Osteoporosis: Etiology and Symptoms

Osteoporosis is a bone disease characterized by a decrease in bone mass and density leading to an increased number of fractures in old age. Based on etiology, there are 2 different forms of osteoporosis:

The most common type is primary osteoporosis, which mostly affects women (90%) and usually stems from hormonal changes (estrogen deficiency) during menopause (postmenopausal osteoporosis, type I osteoporosis).
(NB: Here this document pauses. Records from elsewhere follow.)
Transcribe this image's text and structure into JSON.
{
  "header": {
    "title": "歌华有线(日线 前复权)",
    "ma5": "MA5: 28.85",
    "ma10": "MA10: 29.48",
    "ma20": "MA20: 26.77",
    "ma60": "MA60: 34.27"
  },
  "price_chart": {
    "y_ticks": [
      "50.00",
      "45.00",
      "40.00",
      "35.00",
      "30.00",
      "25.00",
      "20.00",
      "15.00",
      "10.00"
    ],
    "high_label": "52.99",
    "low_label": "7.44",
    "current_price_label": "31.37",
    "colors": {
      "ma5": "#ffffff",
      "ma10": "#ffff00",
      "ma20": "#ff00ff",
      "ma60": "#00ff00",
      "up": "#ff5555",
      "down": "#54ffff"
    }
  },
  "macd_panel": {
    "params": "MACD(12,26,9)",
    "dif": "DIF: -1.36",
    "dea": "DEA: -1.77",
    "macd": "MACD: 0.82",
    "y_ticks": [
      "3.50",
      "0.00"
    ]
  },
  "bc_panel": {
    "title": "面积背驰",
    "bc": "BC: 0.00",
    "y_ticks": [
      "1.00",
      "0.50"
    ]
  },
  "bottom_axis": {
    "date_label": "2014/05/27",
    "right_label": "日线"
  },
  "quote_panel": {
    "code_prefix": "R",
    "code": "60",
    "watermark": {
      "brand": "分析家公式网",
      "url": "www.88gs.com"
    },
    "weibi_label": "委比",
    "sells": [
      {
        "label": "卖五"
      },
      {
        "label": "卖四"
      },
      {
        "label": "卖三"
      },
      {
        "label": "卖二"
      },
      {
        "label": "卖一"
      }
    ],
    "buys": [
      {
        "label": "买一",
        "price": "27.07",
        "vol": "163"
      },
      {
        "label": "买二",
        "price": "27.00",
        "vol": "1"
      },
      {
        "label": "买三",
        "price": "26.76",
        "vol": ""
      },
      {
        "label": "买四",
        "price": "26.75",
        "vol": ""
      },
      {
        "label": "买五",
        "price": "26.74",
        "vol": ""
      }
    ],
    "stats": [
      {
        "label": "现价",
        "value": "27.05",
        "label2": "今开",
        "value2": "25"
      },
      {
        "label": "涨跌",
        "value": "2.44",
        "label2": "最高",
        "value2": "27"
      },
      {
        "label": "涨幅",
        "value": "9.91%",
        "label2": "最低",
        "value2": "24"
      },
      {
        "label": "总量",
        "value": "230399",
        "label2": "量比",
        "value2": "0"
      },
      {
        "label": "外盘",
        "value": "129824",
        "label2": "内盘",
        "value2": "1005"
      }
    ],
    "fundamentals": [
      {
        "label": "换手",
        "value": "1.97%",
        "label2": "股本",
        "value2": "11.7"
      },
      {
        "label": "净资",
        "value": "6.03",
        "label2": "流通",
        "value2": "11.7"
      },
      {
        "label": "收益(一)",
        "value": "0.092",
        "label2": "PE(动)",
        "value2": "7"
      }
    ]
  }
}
Second comes senile osteoporosis (type II osteoporosis), which affects both women and men equally and refers to bone loss related to aging. Risk factors for the development of primary osteoporosis include a lack of physical exercise, vitamin D deficiency, and alcohol and nicotine abuse.

Risk factors

Nonmodifiable Modifiable
  • Age
  • Caucasian or Asian ethnicity
  • Female sex
  • Thin body (< 57.6 kg (127 lb))
  • Positive family history
  • Premature menopause (< 45 years) or hypogonadism
  • Current tobacco use
  • Heavy alcohol use
  • Sedentary lifestyle
  • Dietary deficiencies (calcium, vitamin D)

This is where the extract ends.